Invariably, individuals who come into contact with Curry and his team are intrigued—not only by their work, but also by the potential of their efforts to create cohesion among humanity. Their events are raising awareness around gun violence prevention and, perhaps most importantly, sowing the seeds of conversation.

Amidst what he calls second amendment gridlock, Curry underscores it’s all about safeguarding families—especially those with young children, teenagers, and guns that are not properly locked and stored. “30,000 people a year take their lives. By guns. And a lot of the time that’s because [there is a gun] in the attic, or the basement, or in the garage—[and] it’s available in the moment of crisis,” says Curry. At the Guthrie Center, local police will be giving away free gun locks; still, Curry and team are encouraging everyone to consider for themselves: Are our guns really safely locked? Do we really need this gun?

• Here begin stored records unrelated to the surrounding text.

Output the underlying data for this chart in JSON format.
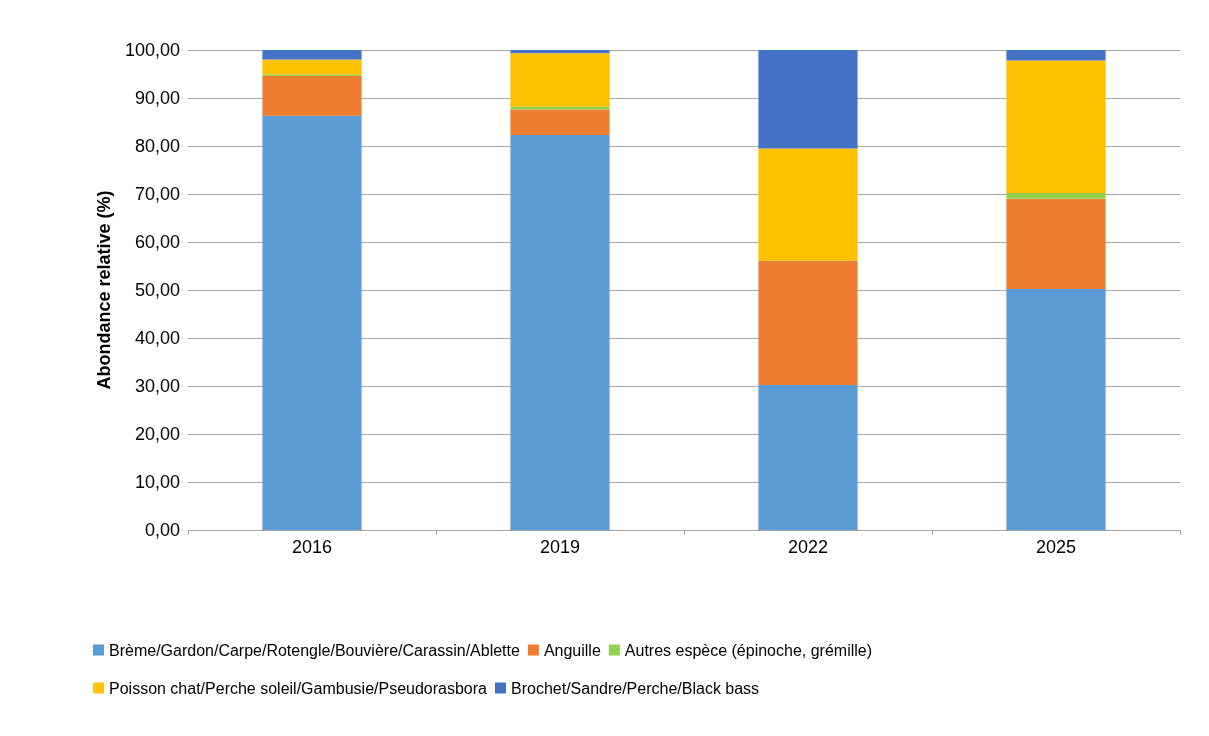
{
  "chart_data": {
    "type": "bar",
    "stacked": true,
    "ylabel": "Abondance relative (%)",
    "categories": [
      "2016",
      "2019",
      "2022",
      "2025"
    ],
    "series": [
      {
        "name": "Brème/Gardon/Carpe/Rotengle/Bouvière/Carassin/Ablette",
        "color": "#5b9bd5",
        "values": [
          86.3,
          82.3,
          30.2,
          50.2
        ]
      },
      {
        "name": "Anguille",
        "color": "#ed7d31",
        "values": [
          8.3,
          5.3,
          25.9,
          18.8
        ]
      },
      {
        "name": "Autres espèce (épinoche, grémille)",
        "color": "#92d050",
        "values": [
          0.3,
          0.6,
          0,
          1.2
        ]
      },
      {
        "name": "Poisson chat/Perche soleil/Gambusie/Pseudorasbora",
        "color": "#ffc000",
        "values": [
          3.1,
          11.1,
          23.4,
          27.6
        ]
      },
      {
        "name": "Brochet/Sandre/Perche/Black bass",
        "color": "#4472c4",
        "values": [
          2.0,
          0.7,
          20.5,
          2.2
        ]
      }
    ],
    "ylim": [
      0,
      100
    ],
    "yticks": [
      {
        "value": 0,
        "label": "0,00"
      },
      {
        "value": 10,
        "label": "10,00"
      },
      {
        "value": 20,
        "label": "20,00"
      },
      {
        "value": 30,
        "label": "30,00"
      },
      {
        "value": 40,
        "label": "40,00"
      },
      {
        "value": 50,
        "label": "50,00"
      },
      {
        "value": 60,
        "label": "60,00"
      },
      {
        "value": 70,
        "label": "70,00"
      },
      {
        "value": 80,
        "label": "80,00"
      },
      {
        "value": 90,
        "label": "90,00"
      },
      {
        "value": 100,
        "label": "100,00"
      }
    ],
    "grid": "y",
    "legend": "bottom"
  }
}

Or is it enough of a danger to us that we should voluntarily turn it in?

“There is nothing as empowering as taking the hammer to the gun part—metal that had been part of a weapon of great potential harm—and hammering it into a garden tool,” says Curry, whose sentiments Rathbone echoes:

“It’s a rare and extraordinary feeling, hammering what used to be a gun nozzle into a trowel, and it is our hope that people will leave feeling both more empowered and more hopeful.”

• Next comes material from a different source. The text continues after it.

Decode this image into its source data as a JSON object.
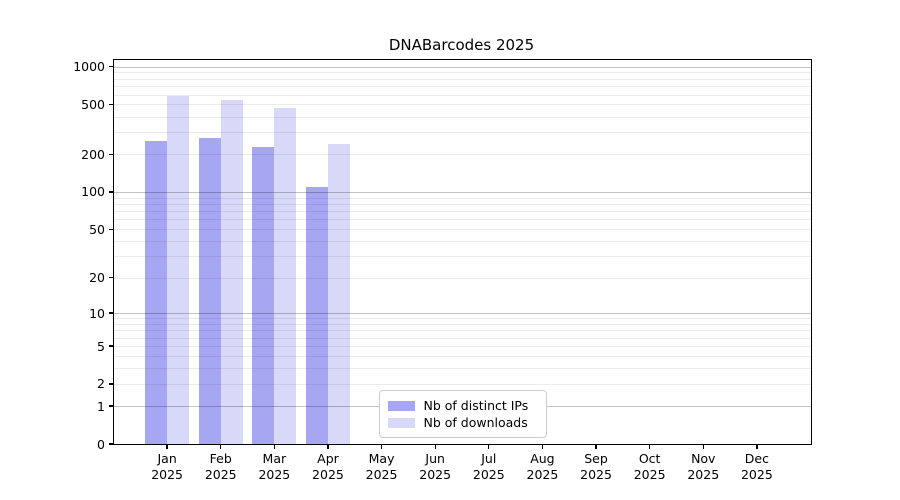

NOTE: The Right Reverend James E. Curry is a retired Bishop Suffragan of the Episcopal Church in Connecticut. He is a founding member of Bishops United Against Gun Violence and a contributor to the anthology, “Reclaiming the Gospel of Peace.” He is a Co-Founder of Swords to Plowshares and a Board member of Mothers United Against Violence in Hartford. Jim serves as Head of Operations and Chief Blacksmith creating the tools that are the final output of the group and organizing demonstrations with community and religious groups throughout the Northeast. He has a B.A. from Amherst College, an M.Ed in counseling from UMass, and an M.Div. and D.D. from Berkeley Divinity School at Yale.